L’action di vendetta, si sa, è il pensionamento di quelli che erano stati stelle, la Florida del cinema. L’antonomasia è Liam Neeson, diventato dopo Taken (da noi Io vi troverò, il primo capitolo è uscito nel 2008) il principe dei film di botte ormai ai limiti dell’autoparodia. Reeves è più giovane, ha cinquantaquattro anni molto ben portati, più che un ospizio di lusso (un pre-pensionamento, via) la saga di John Wick è valsa per lui come un’altra delle strade possibili. Ne ha prese dieci, cento, mille, tutte diverse, senza conformarsi mai a un’idea di divismo canonica, a un profilo d’attore preciso. Non è mai stato un interprete eccelso, ma ha marcato come pochi altri la storia cinematografica di fine Novecento. Basta una parola: Matrix. Non è mai sembrato il tipo che fa calcoli di carriera, ma si è mosso, forse per caso o per colpi di fortuna, tra cinema d’autore e blockbuster pop senza strategia e senza snobismo, dunque alla fine con una certa intelligenza. Belli e dannati di Gus Van Sant sta accanto a Speed, Piccolo Buddha di Bernardo Bertolucci a Johnny Mnemonic, e ancora prima Dracula di Bram Stoker di Coppola e Le relazioni pericolose di Frears insieme a titoli tremendi ma bellissimi come L’avvocato del diavolo e Il profumo del mosto selvatico, capisaldi generazional-kitsch che non smetteremmo mai di rivedere. Fino all’infilata di roba brutta (ma brutta davvero) a inizi Duemila che l’ha ucciso. Per un attimo soltanto.

Keanu l’inclassificabile, Keanu l’antidivo, Keanu il mai nominato a nessun premio importante, Keanu l’intellettuale a sorpresa, Keanu l’estraneo ai pettegolezzi, Keanu il precursore di tendenze suo malgrado. Del multietnicismo che oggi riempie i Buzzfeed del mondo, lui è stato bandiera inconsapevole, mix di sangue inglese, hawaiano, cinese, irlandese, portoghese (forse, dice Wikipedia, pure olandese, italiano, francese). Della fluidità sessuale, almeno per l’immagine che ha sempre scelto di portarsi appresso, non parliamone. Dell’essere un idolo delle folle a sua insaputa, pure. Di recente è girata la notizia del viaggio che s’è fatto su un bus con i passeggeri di un volo di linea costretto a un atterraggio d’emergenza: è stato preso come un gesto eroico, praticamente il soggetto di un immaginario Speed 3, tema la terza età. Da più tempo ancora circolano on line le sue foto nelle pizzerie e trattorie italiane, sono diventate un piccolo genere letterario: più di lui, la star sembra sempre il gestore del locale. Pochi giorni fa a Glasgow è andato in scena il KeanuCon, festival monografico per fanatici di ferro. Lui, nel frattempo, faceva come al solito l’uomo invisibile. All’idolatria collettiva, al revival Nineties, al ritorno di fiamma generale. Sarà troppo impegnato, chissà, nella pubblicazione di libri d’arte con la sua X Artists’ Books, casa editrice fondata «per lavorare con la creatività e i talenti della gente più diversa».

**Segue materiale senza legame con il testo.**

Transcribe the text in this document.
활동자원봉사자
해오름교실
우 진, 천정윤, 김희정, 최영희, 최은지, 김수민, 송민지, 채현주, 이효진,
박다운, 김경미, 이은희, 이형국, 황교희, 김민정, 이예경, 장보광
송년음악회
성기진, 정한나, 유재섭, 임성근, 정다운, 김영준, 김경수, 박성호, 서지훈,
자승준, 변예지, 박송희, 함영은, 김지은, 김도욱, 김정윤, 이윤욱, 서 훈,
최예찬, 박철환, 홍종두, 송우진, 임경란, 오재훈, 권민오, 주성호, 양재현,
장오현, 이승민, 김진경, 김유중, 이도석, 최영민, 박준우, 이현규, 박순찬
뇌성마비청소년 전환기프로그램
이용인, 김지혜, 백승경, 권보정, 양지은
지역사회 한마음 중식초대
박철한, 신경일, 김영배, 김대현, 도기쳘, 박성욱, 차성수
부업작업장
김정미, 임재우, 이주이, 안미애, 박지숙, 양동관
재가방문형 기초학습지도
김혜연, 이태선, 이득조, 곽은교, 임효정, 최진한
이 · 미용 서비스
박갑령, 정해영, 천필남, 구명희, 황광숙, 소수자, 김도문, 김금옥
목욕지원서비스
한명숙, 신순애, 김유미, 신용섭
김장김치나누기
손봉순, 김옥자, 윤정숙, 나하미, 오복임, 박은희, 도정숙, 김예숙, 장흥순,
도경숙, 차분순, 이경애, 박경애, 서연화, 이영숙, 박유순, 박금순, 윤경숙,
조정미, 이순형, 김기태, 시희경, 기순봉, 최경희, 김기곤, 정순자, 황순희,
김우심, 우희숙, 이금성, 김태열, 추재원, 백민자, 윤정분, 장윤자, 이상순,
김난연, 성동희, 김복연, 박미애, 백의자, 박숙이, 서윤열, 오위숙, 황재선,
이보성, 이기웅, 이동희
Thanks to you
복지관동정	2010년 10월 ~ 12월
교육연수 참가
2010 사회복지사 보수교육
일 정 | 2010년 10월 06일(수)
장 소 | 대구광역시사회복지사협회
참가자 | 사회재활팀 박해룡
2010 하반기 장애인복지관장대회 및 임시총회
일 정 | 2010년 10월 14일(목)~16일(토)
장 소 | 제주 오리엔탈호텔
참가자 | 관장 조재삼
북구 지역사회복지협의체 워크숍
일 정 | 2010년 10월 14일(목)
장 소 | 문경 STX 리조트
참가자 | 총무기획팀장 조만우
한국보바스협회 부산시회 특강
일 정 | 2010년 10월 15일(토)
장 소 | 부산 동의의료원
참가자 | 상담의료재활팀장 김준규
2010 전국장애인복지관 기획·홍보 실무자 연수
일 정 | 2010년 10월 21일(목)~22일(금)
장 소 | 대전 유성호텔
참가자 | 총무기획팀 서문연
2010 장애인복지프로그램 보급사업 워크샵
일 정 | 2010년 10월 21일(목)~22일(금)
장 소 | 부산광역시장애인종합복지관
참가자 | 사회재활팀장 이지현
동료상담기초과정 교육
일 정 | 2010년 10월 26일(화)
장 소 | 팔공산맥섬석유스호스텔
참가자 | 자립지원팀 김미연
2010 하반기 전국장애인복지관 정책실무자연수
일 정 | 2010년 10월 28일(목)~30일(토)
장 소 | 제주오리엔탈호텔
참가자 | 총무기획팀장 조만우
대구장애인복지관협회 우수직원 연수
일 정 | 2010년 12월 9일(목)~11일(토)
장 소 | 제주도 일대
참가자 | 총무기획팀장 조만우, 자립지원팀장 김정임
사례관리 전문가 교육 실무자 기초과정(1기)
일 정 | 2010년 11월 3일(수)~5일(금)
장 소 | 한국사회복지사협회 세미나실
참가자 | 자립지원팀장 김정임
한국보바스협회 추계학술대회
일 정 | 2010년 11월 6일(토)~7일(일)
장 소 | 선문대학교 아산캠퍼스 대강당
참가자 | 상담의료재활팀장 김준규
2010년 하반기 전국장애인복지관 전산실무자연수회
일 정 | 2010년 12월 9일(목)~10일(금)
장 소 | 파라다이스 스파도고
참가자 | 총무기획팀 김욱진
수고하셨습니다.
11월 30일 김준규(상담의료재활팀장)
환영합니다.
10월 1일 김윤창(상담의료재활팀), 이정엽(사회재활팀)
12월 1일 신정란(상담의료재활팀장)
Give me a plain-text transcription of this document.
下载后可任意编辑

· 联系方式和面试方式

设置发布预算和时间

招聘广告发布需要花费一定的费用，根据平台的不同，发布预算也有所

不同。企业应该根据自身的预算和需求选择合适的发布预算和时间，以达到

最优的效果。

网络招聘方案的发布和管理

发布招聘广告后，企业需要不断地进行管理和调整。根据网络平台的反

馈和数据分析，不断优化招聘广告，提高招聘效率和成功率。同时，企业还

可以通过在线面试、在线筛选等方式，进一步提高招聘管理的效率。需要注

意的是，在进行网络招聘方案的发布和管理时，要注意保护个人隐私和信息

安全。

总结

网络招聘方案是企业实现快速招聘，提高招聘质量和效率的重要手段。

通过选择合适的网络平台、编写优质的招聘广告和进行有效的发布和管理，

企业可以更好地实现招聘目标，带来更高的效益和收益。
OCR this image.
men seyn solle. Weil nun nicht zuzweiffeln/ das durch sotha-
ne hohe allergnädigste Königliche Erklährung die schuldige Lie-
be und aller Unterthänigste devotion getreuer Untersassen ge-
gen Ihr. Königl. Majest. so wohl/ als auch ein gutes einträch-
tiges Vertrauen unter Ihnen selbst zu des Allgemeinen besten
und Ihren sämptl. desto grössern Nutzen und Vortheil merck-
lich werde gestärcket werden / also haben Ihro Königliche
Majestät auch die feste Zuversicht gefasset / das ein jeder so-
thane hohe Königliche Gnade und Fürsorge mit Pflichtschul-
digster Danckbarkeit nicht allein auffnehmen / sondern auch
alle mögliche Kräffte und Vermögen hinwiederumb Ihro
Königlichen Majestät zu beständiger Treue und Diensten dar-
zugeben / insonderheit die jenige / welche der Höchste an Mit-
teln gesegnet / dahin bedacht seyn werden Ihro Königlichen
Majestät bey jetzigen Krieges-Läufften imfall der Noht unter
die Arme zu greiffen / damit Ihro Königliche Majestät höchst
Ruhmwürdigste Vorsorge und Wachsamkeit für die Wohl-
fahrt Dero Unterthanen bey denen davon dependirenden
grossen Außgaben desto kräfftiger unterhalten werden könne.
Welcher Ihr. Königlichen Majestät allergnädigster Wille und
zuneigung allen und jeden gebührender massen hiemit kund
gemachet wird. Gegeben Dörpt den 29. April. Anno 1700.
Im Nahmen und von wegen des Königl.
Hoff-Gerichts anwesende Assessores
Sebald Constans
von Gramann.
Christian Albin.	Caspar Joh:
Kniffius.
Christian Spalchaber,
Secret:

Forse ci ha sempre presi in giro tutti. Gli mancheranno la strategia, il metodo Stanislavskij, i grandi capolavori a parte un paio. Ma Keanu Reeves ha l’ironia. L’anno scorso è uscita una dimenticabile seppur tenera commedia dal titolo Destination Wedding. Plot: due sociopatici invitati al matrimonio di una coppia di amici comuni finiscono per innamorarsi. La protagonista femminile è Winona Ryder. A vederli insieme scoppia la testa, esplode la nostalgia. Secondo alcuni sarebbero addirittura marito e moglie per davvero. Le nozze ci sarebbero state, e con filmino di Coppola, nientemeno: ad officiarle, un prete vero sul set di Dracula. Keanu, durante la promozione di quella rom-com passata inosservata, non ha smentito le voci. Keanu ha continuato a giocare. Keanu l’ha fatto apposta. Ha sempre saputo come prenderci. In silenzio, senza far rumore. Forse per questo gli vogliamo tutti così bene.